Bentley gives an understanding that the grounds of his mad reputation were based on the observation that Blake's spiritual world was in form disconcertingly like the material outer world (380). Would we expect them to be different? It would seem inevitable that such "resemblances" (see Wallace Stevens' Necessary Angel, "The Figure of the Youth as a Virile Poet," 61) are necessary to recognize the form being seen. It is always the case in these philosophies, occult or other, that reflections of order occur for the purpose of recognition, that the Other is not hiding so much as hid, as Linnell means about "sordid pursuits" that blind.
Evidence that after 1820 Blake became serene occurs in his Virgil woodcuts, his taking a glass of porter (393) and the conviviality of his circle, especially Edward Calvert, Samuel Palmer, George Richmond and Frederick Tatham (401). The woodcuts receive approval from all comers. Samuel Palmer at the time said, "There is in all such a mystic and dreamy glimmer as penetrates and kindles the inmost soul, and gives complete and unreserved delight, unlike the gaudy daylight of this world. They are like all that wonderful artist's works the drawing aside of the fleshly curtain" (392). This flesh curtain is much at issue with Blake.

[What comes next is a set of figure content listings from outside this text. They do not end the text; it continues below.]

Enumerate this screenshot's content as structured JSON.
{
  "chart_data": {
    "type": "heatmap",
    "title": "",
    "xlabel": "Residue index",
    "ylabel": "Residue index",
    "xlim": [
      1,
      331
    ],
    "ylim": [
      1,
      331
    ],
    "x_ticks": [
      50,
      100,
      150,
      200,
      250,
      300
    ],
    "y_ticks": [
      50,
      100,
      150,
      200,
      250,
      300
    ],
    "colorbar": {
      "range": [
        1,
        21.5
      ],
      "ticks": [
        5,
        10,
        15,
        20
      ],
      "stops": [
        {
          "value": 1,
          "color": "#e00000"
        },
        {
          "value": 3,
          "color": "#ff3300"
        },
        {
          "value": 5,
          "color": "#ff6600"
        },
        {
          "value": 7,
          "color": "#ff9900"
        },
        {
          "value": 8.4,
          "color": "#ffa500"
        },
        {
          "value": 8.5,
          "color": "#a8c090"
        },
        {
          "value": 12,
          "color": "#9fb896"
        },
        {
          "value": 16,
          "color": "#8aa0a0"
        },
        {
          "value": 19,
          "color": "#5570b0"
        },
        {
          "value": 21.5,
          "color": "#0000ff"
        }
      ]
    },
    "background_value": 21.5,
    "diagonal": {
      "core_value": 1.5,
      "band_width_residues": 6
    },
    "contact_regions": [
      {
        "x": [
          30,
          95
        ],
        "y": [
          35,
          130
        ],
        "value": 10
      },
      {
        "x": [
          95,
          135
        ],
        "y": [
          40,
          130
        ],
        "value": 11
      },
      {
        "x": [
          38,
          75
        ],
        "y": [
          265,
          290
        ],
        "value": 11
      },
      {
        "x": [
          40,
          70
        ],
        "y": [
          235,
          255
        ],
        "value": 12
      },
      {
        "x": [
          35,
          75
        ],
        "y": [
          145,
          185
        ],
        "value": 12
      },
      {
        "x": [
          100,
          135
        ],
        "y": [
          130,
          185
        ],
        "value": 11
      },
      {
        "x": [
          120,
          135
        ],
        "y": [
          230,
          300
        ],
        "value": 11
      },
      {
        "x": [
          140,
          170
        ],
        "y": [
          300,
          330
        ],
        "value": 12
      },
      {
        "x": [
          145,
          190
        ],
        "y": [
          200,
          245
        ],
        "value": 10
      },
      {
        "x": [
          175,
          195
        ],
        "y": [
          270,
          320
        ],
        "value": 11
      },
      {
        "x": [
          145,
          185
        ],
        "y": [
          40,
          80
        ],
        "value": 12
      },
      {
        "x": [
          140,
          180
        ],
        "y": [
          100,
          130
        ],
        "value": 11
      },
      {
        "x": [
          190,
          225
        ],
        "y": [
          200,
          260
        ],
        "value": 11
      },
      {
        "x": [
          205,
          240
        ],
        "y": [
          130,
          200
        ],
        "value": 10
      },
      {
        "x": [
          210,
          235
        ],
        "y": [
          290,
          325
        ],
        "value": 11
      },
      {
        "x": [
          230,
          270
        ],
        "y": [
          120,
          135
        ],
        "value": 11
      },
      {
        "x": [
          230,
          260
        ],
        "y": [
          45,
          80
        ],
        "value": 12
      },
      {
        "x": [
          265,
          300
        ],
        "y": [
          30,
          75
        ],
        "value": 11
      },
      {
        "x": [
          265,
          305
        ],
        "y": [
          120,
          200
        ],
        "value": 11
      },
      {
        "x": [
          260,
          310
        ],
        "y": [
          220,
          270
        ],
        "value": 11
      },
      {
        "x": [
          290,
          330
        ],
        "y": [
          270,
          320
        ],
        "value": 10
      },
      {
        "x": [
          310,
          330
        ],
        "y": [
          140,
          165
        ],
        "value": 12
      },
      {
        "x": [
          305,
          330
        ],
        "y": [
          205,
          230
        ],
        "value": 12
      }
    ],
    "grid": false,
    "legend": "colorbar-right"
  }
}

Never take what others say somebody said without compelling reason. That means what Varley or Crabb Robinson say Blake said is not much admissible as fact. Quote what Blake wrote. But Linnell is worthier. Is that because Varley is an astrologer and says Blake has Mercury square Mars which gives depth of mind? What about Blake's seances with the Visionary Heads? Blake, starved for company was adopted by a handful of young men who came to his house after 1820 and cultivated him. He told them he could see into the you know what, so Varley got him at a table and Blake drew heads
like Edward I, etc. Then Blake drew the visionary head of a flea. That's the high art of spoof. Varley's a little serious? He says Blake said the flea was originally created large but had to be shrunk because it was too great a predator. It's a good thing Donne didn't hear about it. The sensationalisms of literature should be read as fiction. Shall Gulliver be turned into Hakluyt? Blake knew who Christians were, not that art made them, it is what the redeemed do. That was the inwendigkeit Anabaptists put in their art.